ANTHC construction crews make 60,000 pounds of pipe float to keep Sand Point community water safe

December 10, 2018




Recently, ANTHC construction crews installed a new ocean sewer outfall on the coast of Sand Point in the Aleutians East Borough. A sewer outfall is a large pipe anchored to the bottom of the ocean that disperses treated sewage a safe distance away from a community. Built in the 1980s, Sand Point’s original outfall anchors failed and caused it to float twice, making replacement necessary.

Typically, outfalls are assembled 20 feet at a time on the shore from where the pipeline originates. Because of unique site conditions, Sand Point’s new outfall, a 1,000 foot long pipe with bolt-on cast iron weights, weighing over 60,000 pounds, had to be assembled on a beach more than three miles away from where it was to be installed. To tow the pipe into place, the ANTHC team faced the challenge of making something designed to sink, float, to haul it for the three-mile journey and then dropped to the bottom of the ocean.

The team used air-filled rubber tubes shaped like donuts to keep the line on the surface and when the tide and weather were right, launched the outfall into the water. Launch day took a whole day and the better part of the next to get the outfall aligned and sunk to the necessary ocean depth. A local diver swam along the underwater line and helped the ANTHC team deflate the tubes and removed the cap at the end of the outfall. The diver also hooked a towline to the outfall so a local power skiff operator could pull a section of the pipe off an underwater boulder it had settled on. Then the diver confirmed that the entire outfall firmly rested on the bottom.

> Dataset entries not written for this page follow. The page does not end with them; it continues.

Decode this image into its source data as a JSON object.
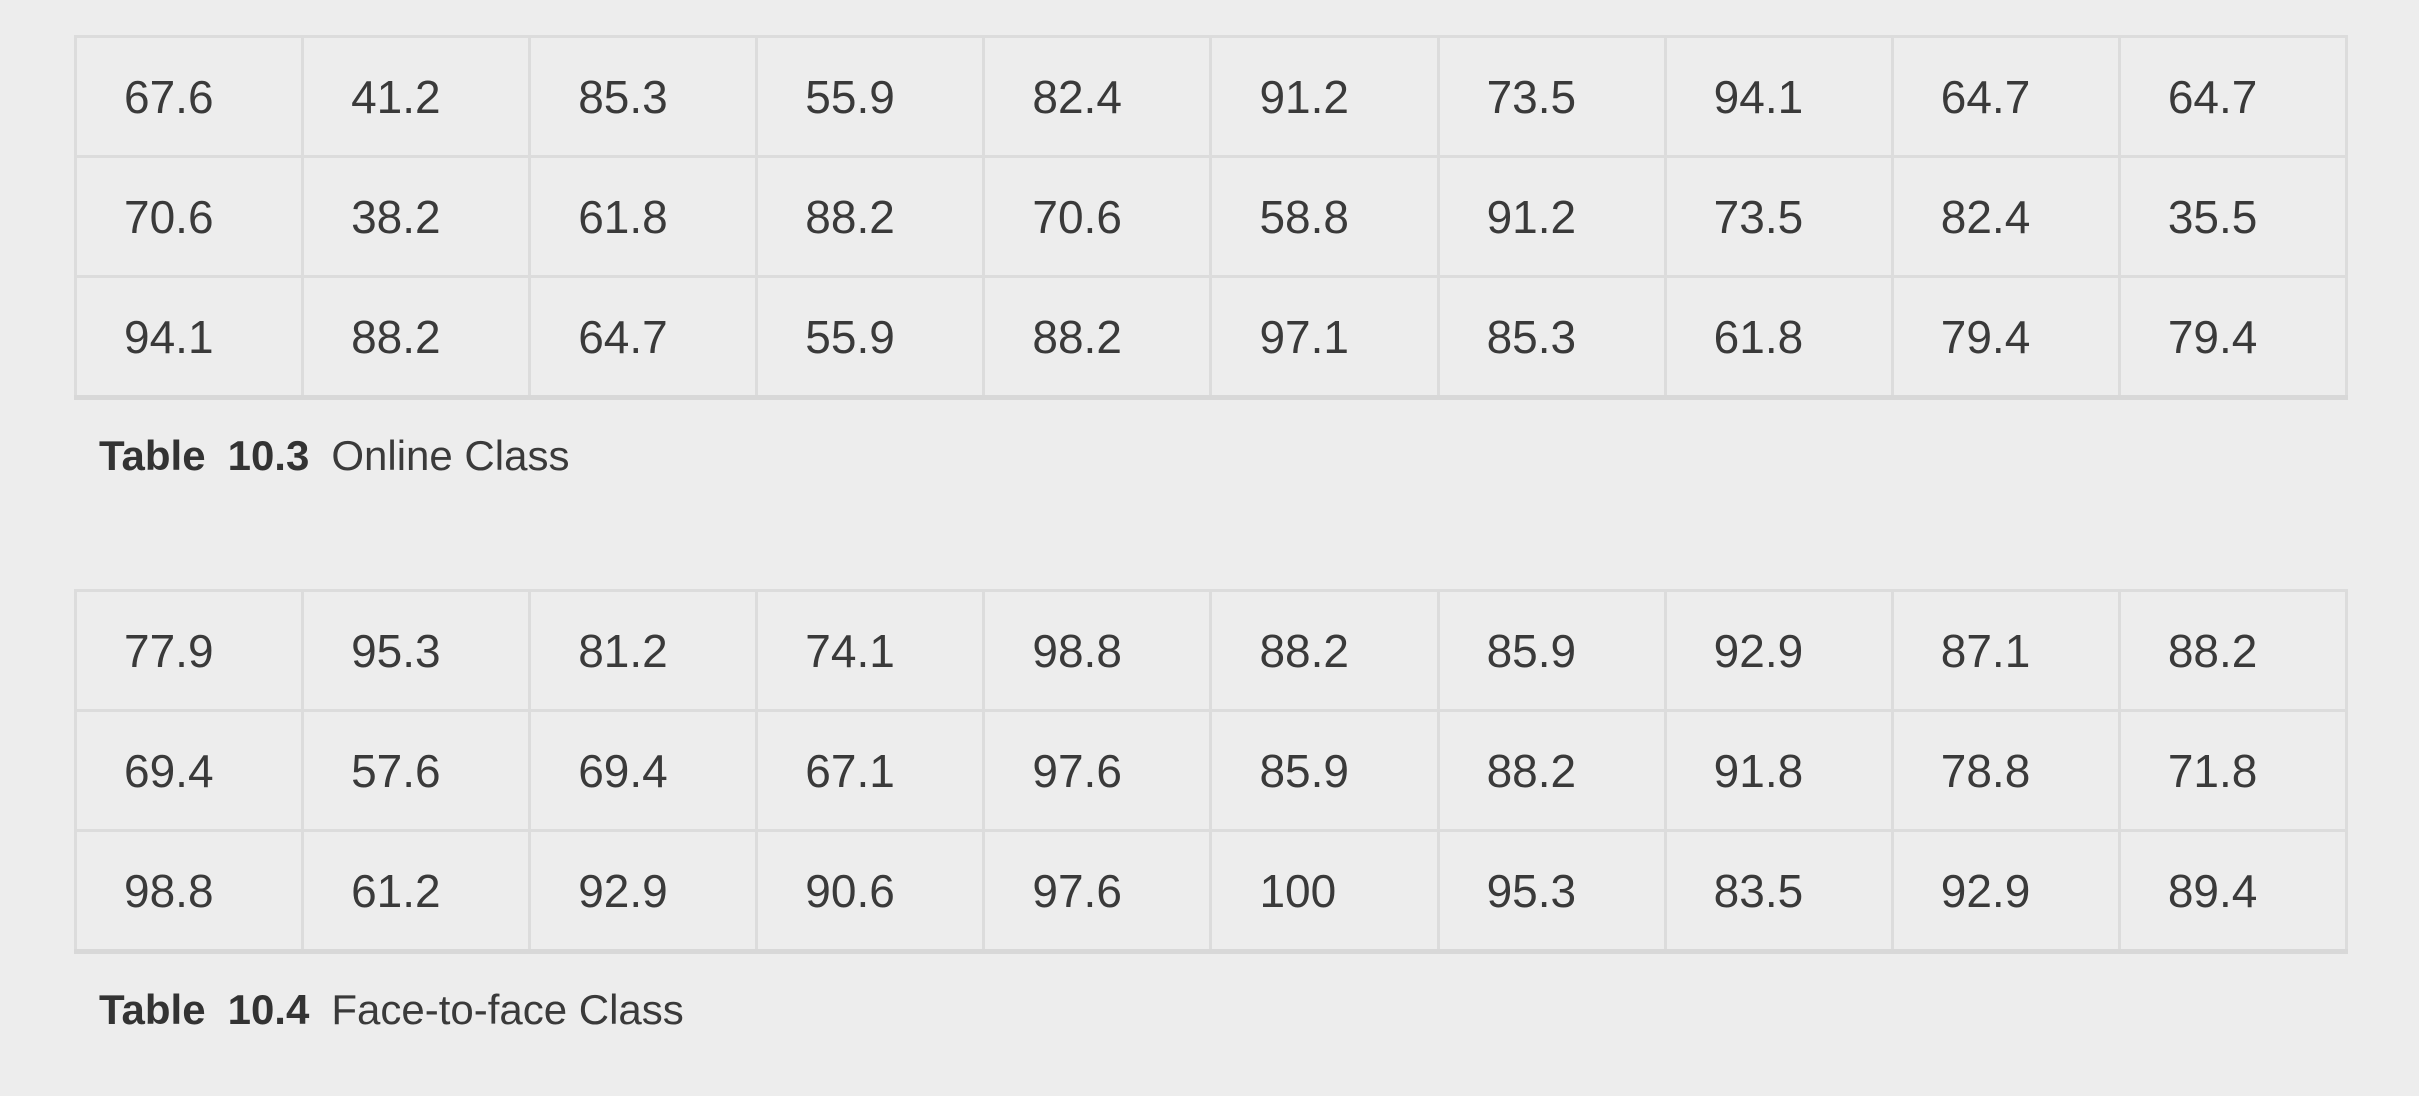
{
  "tables": [
    {
      "rows": [
        [
          "67.6",
          "41.2",
          "85.3",
          "55.9",
          "82.4",
          "91.2",
          "73.5",
          "94.1",
          "64.7",
          "64.7"
        ],
        [
          "70.6",
          "38.2",
          "61.8",
          "88.2",
          "70.6",
          "58.8",
          "91.2",
          "73.5",
          "82.4",
          "35.5"
        ],
        [
          "94.1",
          "88.2",
          "64.7",
          "55.9",
          "88.2",
          "97.1",
          "85.3",
          "61.8",
          "79.4",
          "79.4"
        ]
      ],
      "caption": {
        "label": "Table",
        "number": "10.3",
        "text": "Online Class"
      }
    },
    {
      "rows": [
        [
          "77.9",
          "95.3",
          "81.2",
          "74.1",
          "98.8",
          "88.2",
          "85.9",
          "92.9",
          "87.1",
          "88.2"
        ],
        [
          "69.4",
          "57.6",
          "69.4",
          "67.1",
          "97.6",
          "85.9",
          "88.2",
          "91.8",
          "78.8",
          "71.8"
        ],
        [
          "98.8",
          "61.2",
          "92.9",
          "90.6",
          "97.6",
          "100",
          "95.3",
          "83.5",
          "92.9",
          "89.4"
        ]
      ],
      "caption": {
        "label": "Table",
        "number": "10.4",
        "text": "Face-to-face Class"
      }
    }
  ]
}
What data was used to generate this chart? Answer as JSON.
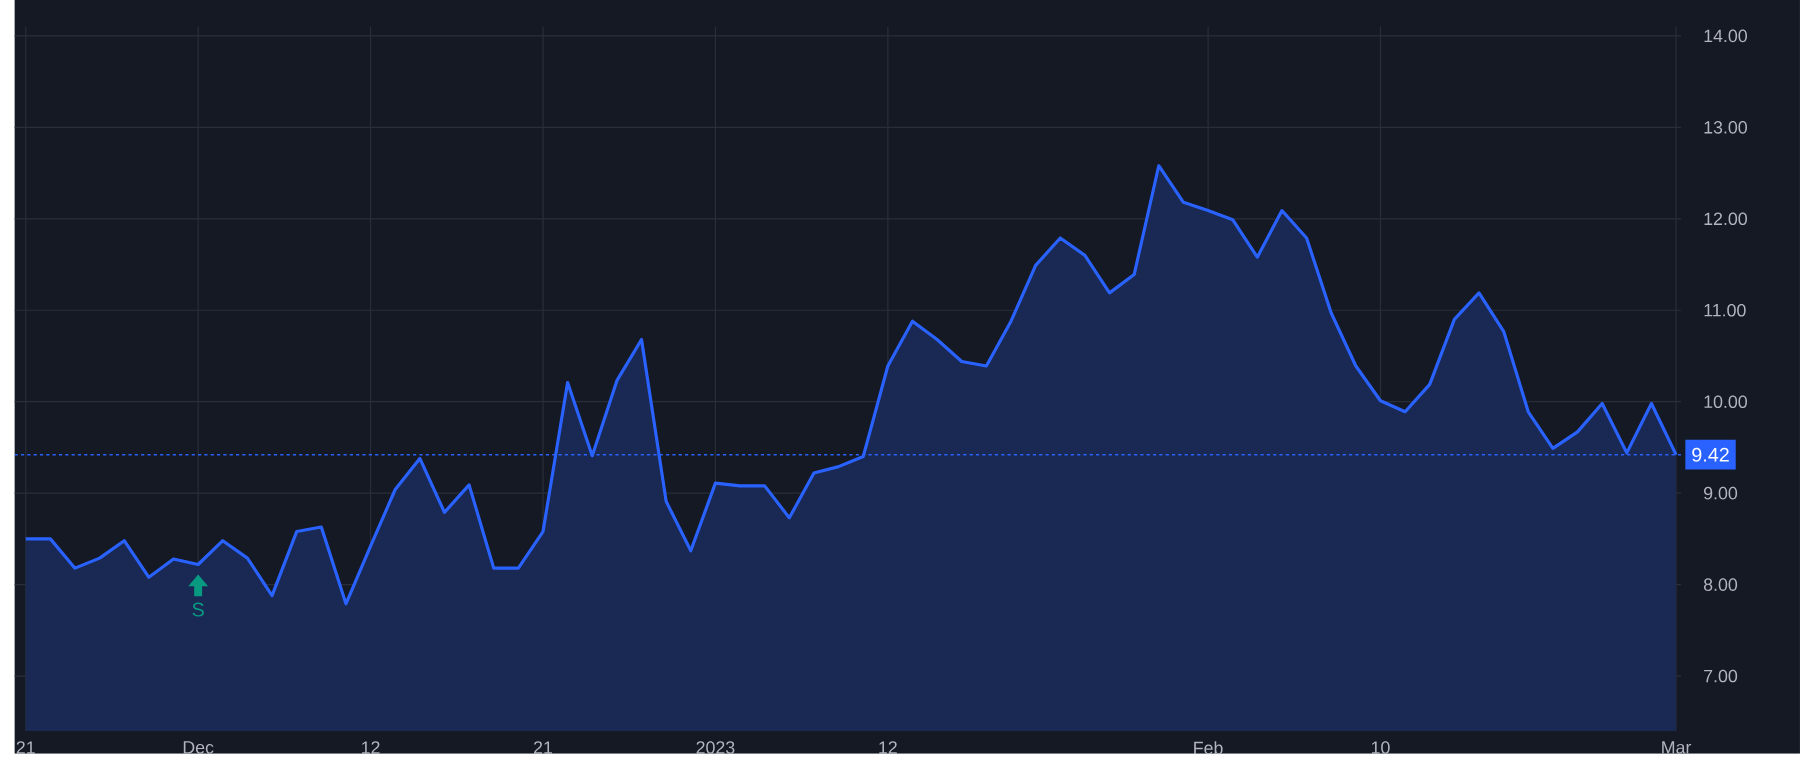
{
  "chart_data": {
    "type": "area",
    "categories": [
      "21",
      null,
      null,
      null,
      null,
      null,
      null,
      "Dec",
      null,
      null,
      null,
      null,
      null,
      null,
      "12",
      null,
      null,
      null,
      null,
      null,
      null,
      "21",
      null,
      null,
      null,
      null,
      null,
      null,
      "2023",
      null,
      null,
      null,
      null,
      null,
      null,
      "12",
      null,
      null,
      null,
      null,
      null,
      null,
      null,
      null,
      null,
      null,
      null,
      null,
      "Feb",
      null,
      null,
      null,
      null,
      null,
      null,
      "10",
      null,
      null,
      null,
      null,
      null,
      null,
      null,
      null,
      null,
      null,
      null,
      "Mar"
    ],
    "series": [
      {
        "color": "#2962ff",
        "values": [
          8.5,
          8.5,
          8.18,
          8.29,
          8.48,
          8.08,
          8.28,
          8.22,
          8.48,
          8.29,
          7.88,
          8.58,
          8.63,
          7.79,
          8.42,
          9.04,
          9.38,
          8.79,
          9.09,
          8.18,
          8.18,
          8.58,
          10.21,
          9.41,
          10.23,
          10.68,
          8.91,
          8.37,
          9.11,
          9.08,
          9.08,
          8.73,
          9.22,
          9.29,
          9.4,
          10.39,
          10.88,
          10.68,
          10.44,
          10.39,
          10.88,
          11.49,
          11.79,
          11.6,
          11.19,
          11.39,
          12.58,
          12.18,
          12.09,
          11.99,
          11.58,
          12.09,
          11.79,
          10.97,
          10.39,
          10.01,
          9.89,
          10.19,
          10.9,
          11.19,
          10.77,
          9.89,
          9.49,
          9.67,
          9.98,
          9.44,
          9.98,
          9.42
        ]
      }
    ],
    "ylim": [
      6.4,
      14.1
    ],
    "yticks": [
      {
        "value": 7,
        "label": "7.00"
      },
      {
        "value": 8,
        "label": "8.00"
      },
      {
        "value": 9,
        "label": "9.00"
      },
      {
        "value": 10,
        "label": "10.00"
      },
      {
        "value": 11,
        "label": "11.00"
      },
      {
        "value": 12,
        "label": "12.00"
      },
      {
        "value": 13,
        "label": "13.00"
      },
      {
        "value": 14,
        "label": "14.00"
      }
    ],
    "grid": true,
    "ref_lines": [
      {
        "axis": "y",
        "value": 9.42,
        "label": "9.42",
        "color": "#2962ff",
        "line_style": "dotted"
      }
    ],
    "annotations": [
      {
        "text": "S",
        "x": "Dec",
        "y": 8.22
      }
    ]
  }
}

During the installation, floating not too far away from the new line, was an elderly gentleman in a small skiff quietly observing the work. When an ANTHC engineer struck up a conversation with him, he learned the local Elder was on the crew that sank the original Sand Point outfall in the 1980s and had come out to watch his son help install the new one. To work directly with community members on this or any type of installation is always a rewarding experience, but to have more than one generation involved and interested shows how ANTHC is changing lives of people in the communities we serve far beyond initial project impacts.